İsminin de anımsattığı gibi ortaoyunu bir açık alan oyun türüdür. Ancak mevsimine göre kapalı olan yerlerde de oynanmaktadır. “Palanga” adı verilen ortaoyunu alanı daire ya da elips şeklinde olur. Kadın seyircilerin bulunduğu bölüm kafesler ile çevrilirdi. Oyun alanı ip gerilmiş kazıklarla belirlenmeye çalışılırdı. Seyircilerin hemen önündeki bir köşede çalgı takımı yer almakta idi. Ortaoyununun başlıca dekoru, “Yeni Dünya” denilen ve evi sembolize eden iki üç kanatlı, kafesli bir paravan ve arkası olmayan bir iskemle idi. Oyuncular sandık odası adı verilen soyunma odalarından çıkıp bir tarafta bırakılan küçük aralıklı alana girerlerdi.
Klasik bir ortaoyunu olan Karagöz oyunundakine benzer şekilde giriş, karşılıklı konuşma, fasıl ve bitiş bölümlerinden meydana gelmekteydi. Alana ilk olarak çalgı eşliğinde oyunun iki temel tipinden biri olan Pişekar girer, baş çalgıcı sayılan zurnacıyla kısa bir konuşmanın ardından o gün oynayacakları oyunun ismini söyleyerek gösteriyi başlatırlar. İkinci temel tip olan Kavuklu’nun yine çalgı eşliğinde alana girmesi ile başlayan karşılıklı konuşma bölümü kendi içinde ikiye ayrılmaktadır.Kavuklu ile Pişekar’ın birbirleri ile tanış çıkmaları ile sonuçlana ilk bölüm “arzbar” adıyla anılırdı. Bundan sonra Kavuklu’nun sonunda rüya olduğu ortaya çıkan bir öykü anlattığı “tekerleme” bölümü gelmekteydi. Karagöz oyunundaki gibi gerçek oyunla alakası olmayan karşılıklı konuşma bölümü seyircileri gösteriye ısındırmayı amaçlamıştır. Asıl oyunun yer aldığı fasıl bölümünde Kavuklu sürekli olarak alanda kalır, oyunun konusuna göre sahneye çıkan çeşitli tipler ile güldürücü konuşmalar yapardı.

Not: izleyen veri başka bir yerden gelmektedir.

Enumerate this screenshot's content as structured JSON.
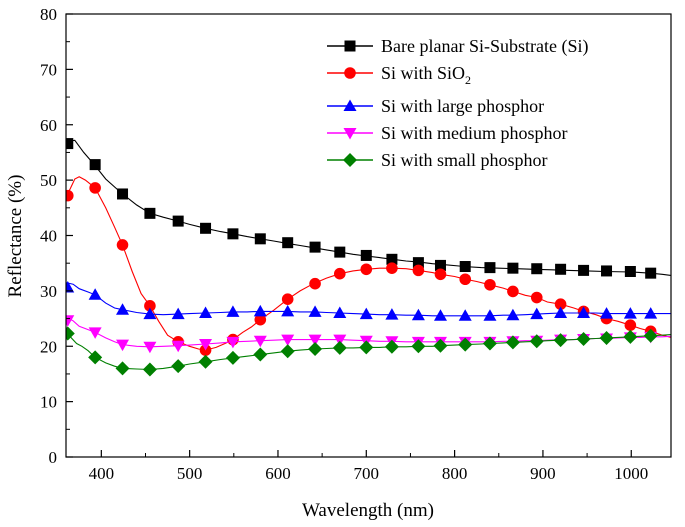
{
  "chart_data": {
    "type": "line",
    "title": "",
    "xlabel": "Wavelength (nm)",
    "ylabel": "Reflectance (%)",
    "xlim": [
      360,
      1045
    ],
    "ylim": [
      0,
      80
    ],
    "x_ticks": [
      400,
      500,
      600,
      700,
      800,
      900,
      1000
    ],
    "y_ticks": [
      0,
      10,
      20,
      30,
      40,
      50,
      60,
      70,
      80
    ],
    "grid": false,
    "legend_position": "top-right",
    "series": [
      {
        "name": "Bare planar Si-Substrate (Si)",
        "color": "#000000",
        "marker": "square",
        "x": [
          360,
          370,
          380,
          392,
          405,
          424,
          440,
          455,
          470,
          487,
          500,
          518,
          535,
          549,
          565,
          580,
          595,
          610,
          625,
          640,
          655,
          670,
          685,
          700,
          715,
          730,
          745,
          760,
          775,
          790,
          805,
          810,
          830,
          850,
          870,
          890,
          910,
          930,
          950,
          970,
          1000,
          1022,
          1035,
          1045
        ],
        "y": [
          57.0,
          57.2,
          55.0,
          52.8,
          50.2,
          47.5,
          45.5,
          44.0,
          43.3,
          42.6,
          42.0,
          41.3,
          40.7,
          40.3,
          39.8,
          39.4,
          39.0,
          38.6,
          38.2,
          37.8,
          37.4,
          37.0,
          36.6,
          36.3,
          36.0,
          35.7,
          35.4,
          35.2,
          34.9,
          34.7,
          34.5,
          34.4,
          34.2,
          34.1,
          34.0,
          33.9,
          33.8,
          33.7,
          33.6,
          33.5,
          33.4,
          33.2,
          33.0,
          32.8
        ],
        "markers_x": [
          362,
          393,
          424,
          455,
          487,
          518,
          549,
          580,
          611,
          642,
          670,
          700,
          729,
          759,
          784,
          812,
          840,
          866,
          893,
          920,
          946,
          972,
          999,
          1022
        ],
        "markers_y": [
          56.6,
          52.8,
          47.5,
          44.0,
          42.6,
          41.3,
          40.3,
          39.4,
          38.7,
          37.9,
          37.0,
          36.4,
          35.7,
          35.1,
          34.6,
          34.4,
          34.2,
          34.1,
          34.0,
          33.9,
          33.7,
          33.6,
          33.5,
          33.2
        ]
      },
      {
        "name": "Si with SiO2",
        "color": "#ff0000",
        "marker": "circle",
        "x": [
          360,
          365,
          370,
          375,
          382,
          393,
          405,
          415,
          424,
          435,
          445,
          455,
          465,
          475,
          487,
          500,
          510,
          518,
          530,
          540,
          549,
          560,
          570,
          580,
          595,
          611,
          625,
          640,
          655,
          670,
          685,
          700,
          715,
          729,
          745,
          759,
          775,
          784,
          800,
          812,
          825,
          840,
          855,
          866,
          880,
          893,
          905,
          920,
          935,
          946,
          960,
          972,
          985,
          999,
          1010,
          1022,
          1035,
          1045
        ],
        "y": [
          47.0,
          48.5,
          50.2,
          50.6,
          50.0,
          48.6,
          45.0,
          41.5,
          38.3,
          33.5,
          29.5,
          27.3,
          24.5,
          22.0,
          20.8,
          20.0,
          19.5,
          19.3,
          19.8,
          20.5,
          21.2,
          22.5,
          23.5,
          24.8,
          26.5,
          28.5,
          30.0,
          31.3,
          32.3,
          33.1,
          33.6,
          33.9,
          34.1,
          34.1,
          34.0,
          33.7,
          33.3,
          33.0,
          32.6,
          32.1,
          31.7,
          31.1,
          30.5,
          29.9,
          29.2,
          28.8,
          28.0,
          27.6,
          26.9,
          26.3,
          25.7,
          25.0,
          24.5,
          23.8,
          23.2,
          22.7,
          22.0,
          21.6
        ],
        "markers_x": [
          362,
          393,
          424,
          455,
          487,
          518,
          549,
          580,
          611,
          642,
          670,
          700,
          729,
          759,
          784,
          812,
          840,
          866,
          893,
          920,
          946,
          972,
          999,
          1022
        ],
        "markers_y": [
          47.2,
          48.6,
          38.3,
          27.3,
          20.8,
          19.3,
          21.2,
          24.8,
          28.5,
          31.3,
          33.1,
          33.9,
          34.1,
          33.7,
          33.0,
          32.1,
          31.1,
          29.9,
          28.8,
          27.6,
          26.3,
          25.0,
          23.8,
          22.7
        ]
      },
      {
        "name": "Si with large phosphor",
        "color": "#0000ff",
        "marker": "triangle-up",
        "x": [
          360,
          368,
          375,
          385,
          393,
          405,
          415,
          424,
          440,
          455,
          470,
          487,
          500,
          518,
          535,
          549,
          565,
          580,
          595,
          611,
          625,
          642,
          655,
          670,
          685,
          700,
          715,
          729,
          745,
          759,
          775,
          784,
          800,
          812,
          830,
          840,
          855,
          866,
          880,
          893,
          905,
          920,
          935,
          946,
          960,
          972,
          985,
          999,
          1010,
          1022,
          1035,
          1045
        ],
        "y": [
          31.5,
          31.2,
          30.4,
          29.8,
          29.3,
          27.8,
          26.9,
          26.6,
          26.1,
          25.8,
          25.7,
          25.8,
          25.9,
          26.0,
          26.1,
          26.2,
          26.2,
          26.3,
          26.3,
          26.3,
          26.2,
          26.2,
          26.1,
          26.0,
          25.9,
          25.8,
          25.7,
          25.7,
          25.6,
          25.6,
          25.5,
          25.5,
          25.5,
          25.5,
          25.5,
          25.5,
          25.6,
          25.6,
          25.7,
          25.8,
          25.9,
          26.0,
          26.0,
          26.0,
          26.0,
          25.9,
          25.9,
          25.9,
          25.9,
          25.9,
          25.9,
          25.9
        ],
        "markers_x": [
          362,
          393,
          424,
          455,
          487,
          518,
          549,
          580,
          611,
          642,
          670,
          700,
          729,
          759,
          784,
          812,
          840,
          866,
          893,
          920,
          946,
          972,
          999,
          1022
        ],
        "markers_y": [
          30.6,
          29.3,
          26.6,
          25.8,
          25.8,
          26.0,
          26.2,
          26.3,
          26.3,
          26.2,
          26.0,
          25.8,
          25.7,
          25.6,
          25.5,
          25.5,
          25.5,
          25.6,
          25.8,
          26.0,
          26.0,
          25.9,
          25.9,
          25.9
        ]
      },
      {
        "name": "Si with medium phosphor",
        "color": "#ff00ff",
        "marker": "triangle-down",
        "x": [
          360,
          368,
          375,
          385,
          393,
          405,
          415,
          424,
          440,
          455,
          470,
          487,
          500,
          518,
          535,
          549,
          565,
          580,
          595,
          611,
          625,
          642,
          655,
          670,
          685,
          700,
          715,
          729,
          745,
          759,
          775,
          784,
          800,
          812,
          830,
          840,
          855,
          866,
          880,
          893,
          905,
          920,
          935,
          946,
          960,
          972,
          985,
          999,
          1010,
          1022,
          1035,
          1045
        ],
        "y": [
          25.3,
          24.6,
          23.6,
          23.0,
          22.5,
          21.5,
          20.8,
          20.3,
          20.0,
          19.9,
          20.0,
          20.1,
          20.2,
          20.4,
          20.6,
          20.8,
          20.9,
          21.0,
          21.1,
          21.2,
          21.2,
          21.2,
          21.2,
          21.2,
          21.1,
          21.0,
          20.9,
          20.9,
          20.8,
          20.8,
          20.8,
          20.8,
          20.8,
          20.8,
          20.8,
          20.8,
          20.9,
          20.9,
          21.0,
          21.0,
          21.1,
          21.2,
          21.2,
          21.3,
          21.4,
          21.4,
          21.5,
          21.6,
          21.6,
          21.7,
          21.7,
          21.8
        ],
        "markers_x": [
          362,
          393,
          424,
          455,
          487,
          518,
          549,
          580,
          611,
          642,
          670,
          700,
          729,
          759,
          784,
          812,
          840,
          866,
          893,
          920,
          946,
          972,
          999,
          1022
        ],
        "markers_y": [
          24.7,
          22.5,
          20.3,
          19.9,
          20.1,
          20.4,
          20.8,
          21.0,
          21.2,
          21.2,
          21.2,
          21.0,
          20.9,
          20.8,
          20.8,
          20.8,
          20.8,
          20.9,
          21.0,
          21.2,
          21.3,
          21.4,
          21.6,
          21.7
        ]
      },
      {
        "name": "Si with small phosphor",
        "color": "#008000",
        "marker": "diamond",
        "x": [
          360,
          366,
          372,
          378,
          385,
          393,
          405,
          415,
          424,
          440,
          455,
          470,
          487,
          500,
          518,
          535,
          549,
          565,
          580,
          595,
          611,
          625,
          642,
          655,
          670,
          685,
          700,
          715,
          729,
          745,
          759,
          775,
          784,
          800,
          812,
          830,
          840,
          855,
          866,
          880,
          893,
          905,
          920,
          935,
          946,
          960,
          972,
          985,
          999,
          1010,
          1022,
          1035,
          1045
        ],
        "y": [
          23.0,
          21.5,
          20.5,
          20.0,
          19.2,
          18.0,
          17.0,
          16.4,
          16.0,
          15.9,
          15.8,
          16.0,
          16.4,
          16.8,
          17.2,
          17.6,
          17.9,
          18.2,
          18.5,
          18.8,
          19.1,
          19.3,
          19.5,
          19.6,
          19.7,
          19.7,
          19.8,
          19.8,
          19.9,
          19.9,
          20.0,
          20.0,
          20.1,
          20.2,
          20.3,
          20.4,
          20.5,
          20.6,
          20.7,
          20.8,
          20.9,
          21.0,
          21.1,
          21.2,
          21.3,
          21.4,
          21.5,
          21.6,
          21.7,
          21.8,
          21.9,
          22.0,
          22.1
        ],
        "markers_x": [
          362,
          393,
          424,
          455,
          487,
          518,
          549,
          580,
          611,
          642,
          670,
          700,
          729,
          759,
          784,
          812,
          840,
          866,
          893,
          920,
          946,
          972,
          999,
          1022
        ],
        "markers_y": [
          22.3,
          18.0,
          16.0,
          15.8,
          16.4,
          17.2,
          17.9,
          18.5,
          19.1,
          19.5,
          19.7,
          19.8,
          19.9,
          20.0,
          20.1,
          20.3,
          20.5,
          20.7,
          20.9,
          21.1,
          21.3,
          21.5,
          21.7,
          21.9
        ]
      }
    ]
  },
  "legend": {
    "items": [
      {
        "main": "Bare planar Si-Substrate (Si)",
        "sub": "",
        "tail": ""
      },
      {
        "main": "Si with SiO",
        "sub": "2",
        "tail": ""
      },
      {
        "main": "Si with large phosphor",
        "sub": "",
        "tail": ""
      },
      {
        "main": "Si with medium phosphor",
        "sub": "",
        "tail": ""
      },
      {
        "main": "Si with small phosphor",
        "sub": "",
        "tail": ""
      }
    ]
  }
}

Bu bölümde zaman zaman Pişekar da alana gelerek ya yeni tipleri Kavuklu’ya tanıştırır. Ya da oyunun akışını yönlendirirdi. Oyundaki düğüm daha çok Karagöz oyununda olduğu gibi sarhoş tipinin ortaya çıkması ile çözülürdü. Çok kısa olan bitiş bölümünde Pişekar ile Kavuklu karşılıklı birkaç söz söyledikten sonra Pişekar’ın oyununun son bulduğunu açıklaması, işlemiş oldukları kusurlardan ötürü özür dilemesi, gelecek oyunun adını, yerini ve zamanını açıklaması ile oyun son bulurdu. Kavuklu ve Pişekar müzik eşliğinde alandan çıkarlardı.

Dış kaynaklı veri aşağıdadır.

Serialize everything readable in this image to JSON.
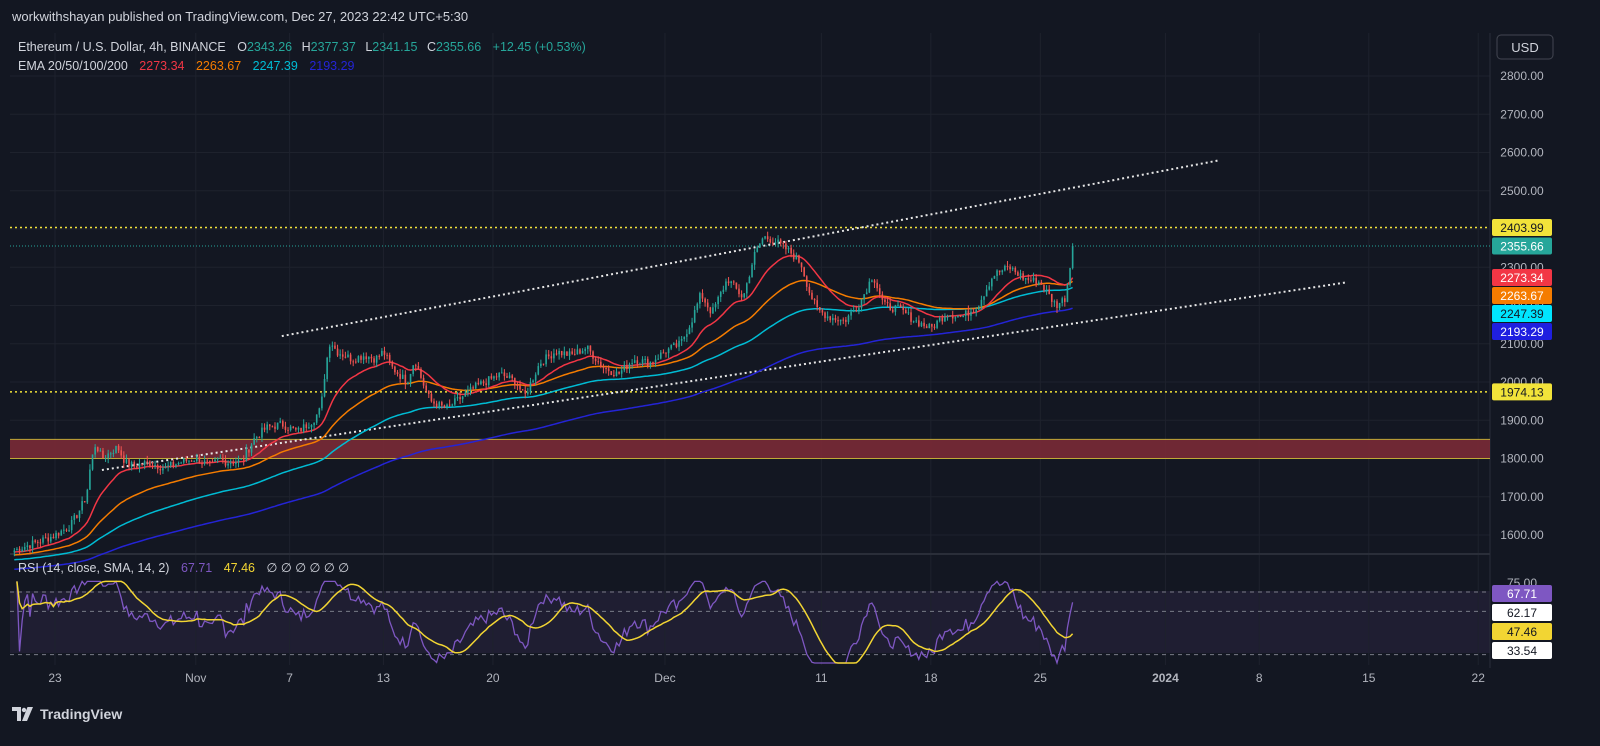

Ortaoyununda yer alan bütün tipler Karagöz oyununun tipleri gibidirler. Ancak karagöz perdesinde gösterilme imkanı olan doğaüstü yaratıklar, ile hayvanlar, sandal, araba gibi binek araçları ortaoyununda bulunmaz. Ortaoyununun iki ana karakteri olan Pişekar ile Kavuklu da karagöz ile Hacivat’ın karakter olarak hemen hemen aynısıdır. Ama Pişekar ile Kavuklu canlı kişiler olduklarından sözlerini vücut hareketleriyle, yüz ifadeleriyle güçlendirmek imkanına sahiptirler.
Ortaoyununun oyun dağarcığı da Karagöz oyunu ile büyük benzerlik göstermektedir. Karagöz’ün dağarcığındaki 40 kadar oyun bulunurken, ortaoyununda saptanabilen 80’in üzerinde oyun bulunmaktadır.